Ninon de Lenclos, a beautiful Parisian, rich, spirituelle, and an atheist, who abandoned herself to epicurean indulgence, and preserved her charms to a very advanced age. Ninon de Lenclos renounced marriage, and had numberless lovers. Her house was the rendezvous of all the most illustrious persons of the period, as Molière, St. Evremont, Fontenelle, Voltaire, and so on (1615-1705).

Niobe [Ne´.oby], the beau-ideal of grief. After losing her twelve children, she was changed into a stone, which wept continually.

*** The group of “Niobe and her Children” in Florence, discovered at Rome in 1583, is now arranged in the Uffizii Gallery.

She followed my poor father’s body,
Like Niobê, all tears.
Shakespeare, Hamlet, act i. sc. 2 (1596).

Niobe of Nations (The).
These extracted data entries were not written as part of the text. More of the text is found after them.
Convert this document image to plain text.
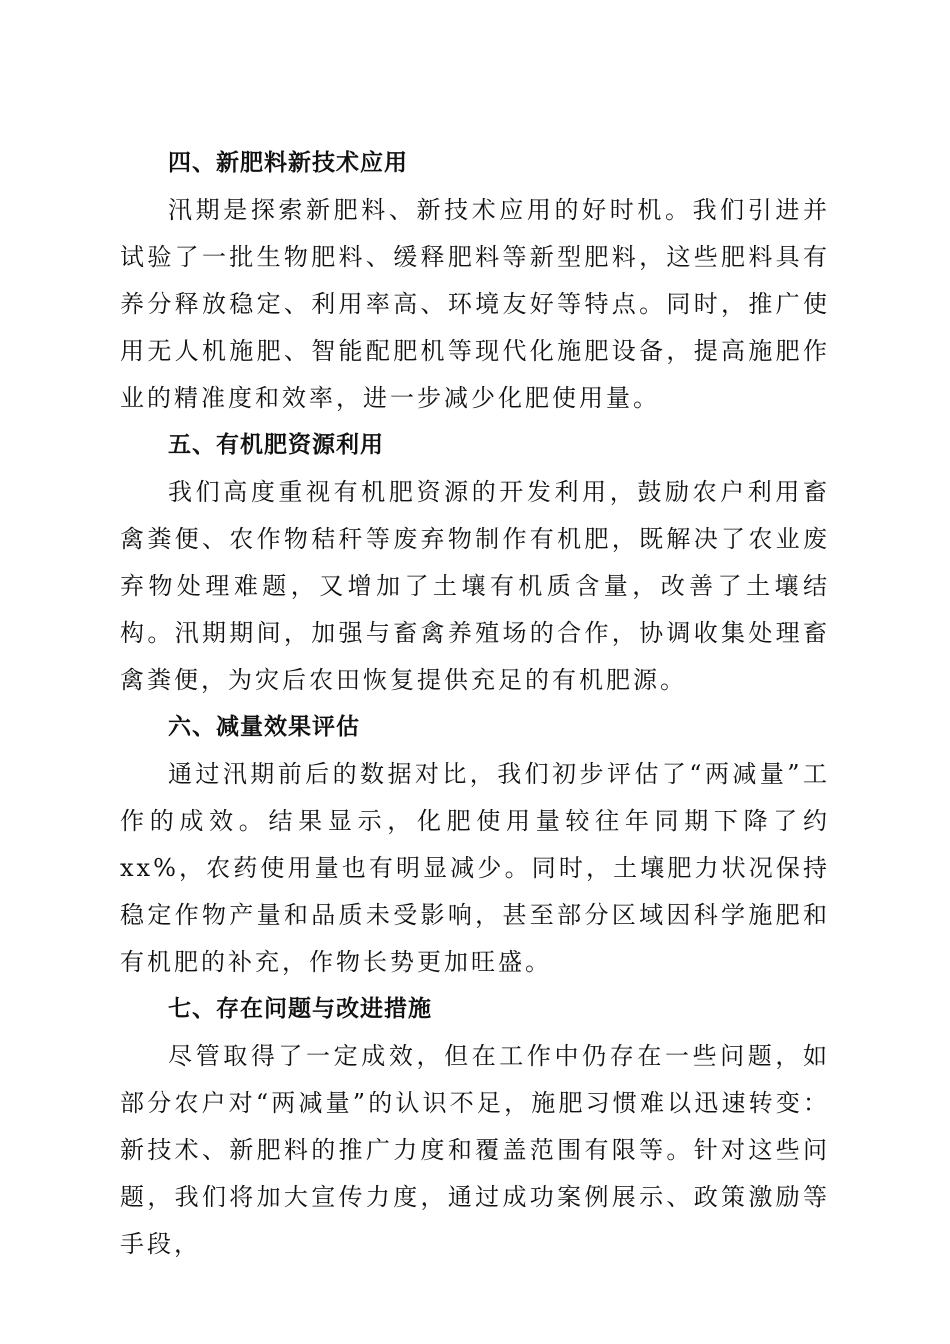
四、新肥料新技术应用

汛期是探索新肥料、新技术应用的好时机。我们引进并试验了一批生物肥料、缓释肥料等新型肥料，这些肥料具有养分释放稳定、利用率高、环境友好等特点。同时，推广使用无人机施肥、智能配肥机等现代化施肥设备，提高施肥作业的精准度和效率，进一步减少化肥使用量。

五、有机肥资源利用

我们高度重视有机肥资源的开发利用，鼓励农户利用畜禽粪便、农作物秸秆等废弃物制作有机肥，既解决了农业废弃物处理难题，又增加了土壤有机质含量，改善了土壤结构。汛期期间，加强与畜禽养殖场的合作，协调收集处理畜禽粪便，为灾后农田恢复提供充足的有机肥源。

六、减量效果评估

通过汛期前后的数据对比，我们初步评估了“两减量”工作的成效。结果显示，化肥使用量较往年同期下降了约xx%，农药使用量也有明显减少。同时，土壤肥力状况保持稳定作物产量和品质未受影响，甚至部分区域因科学施肥和有机肥的补充，作物长势更加旺盛。

七、存在问题与改进措施

尽管取得了一定成效，但在工作中仍存在一些问题，如部分农户对“两减量”的认识不足，施肥习惯难以迅速转变：新技术、新肥料的推广力度和覆盖范围有限等。针对这些问题，我们将加大宣传力度，通过成功案例展示、政策激励等手段，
Rome is so called by Byron.—Childe Harold, iv. 79 (1817).

Nipper (Susan), generally called “Spitfire,” from her snappish disposition. She was the nurse of Florence Dombey, to whom she was much attached. Susan Nipper married Mr. Toots (after he had got over his infatuation for Florence).

Nippotate (4 syl.), “a live lion stuffed with straw,” exhibited in a raree-show. This proved to be the body of a tame hedgehog exhibited by Old Harry, a notorious character in London at the beginning of the eighteenth century (died 1710).
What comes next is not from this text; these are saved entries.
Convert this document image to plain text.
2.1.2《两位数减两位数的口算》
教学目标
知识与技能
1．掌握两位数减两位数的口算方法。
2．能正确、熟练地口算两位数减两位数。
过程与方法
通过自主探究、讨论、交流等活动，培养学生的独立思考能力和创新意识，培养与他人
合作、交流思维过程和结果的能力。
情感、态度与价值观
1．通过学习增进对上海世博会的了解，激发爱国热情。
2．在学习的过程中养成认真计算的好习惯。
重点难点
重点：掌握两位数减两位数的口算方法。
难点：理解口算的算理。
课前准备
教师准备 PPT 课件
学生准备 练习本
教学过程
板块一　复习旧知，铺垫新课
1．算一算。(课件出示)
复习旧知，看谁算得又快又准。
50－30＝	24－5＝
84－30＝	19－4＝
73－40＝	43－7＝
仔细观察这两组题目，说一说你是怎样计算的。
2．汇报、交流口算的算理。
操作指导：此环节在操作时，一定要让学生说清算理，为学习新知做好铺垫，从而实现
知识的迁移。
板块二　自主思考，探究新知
Of monsters stranger than can be expressed,
There’s Nippotatê lies amongst the rest.
Sutton Nicholls.

Niquee [Ne´.kay], the sister of Anasterax, with whom she lived in incest. The fairy Zorphee was her godmother, and enchanted her, in order to break off this connection.—Vasco de Lobeira, Amadis de Gaul (thirteenth century).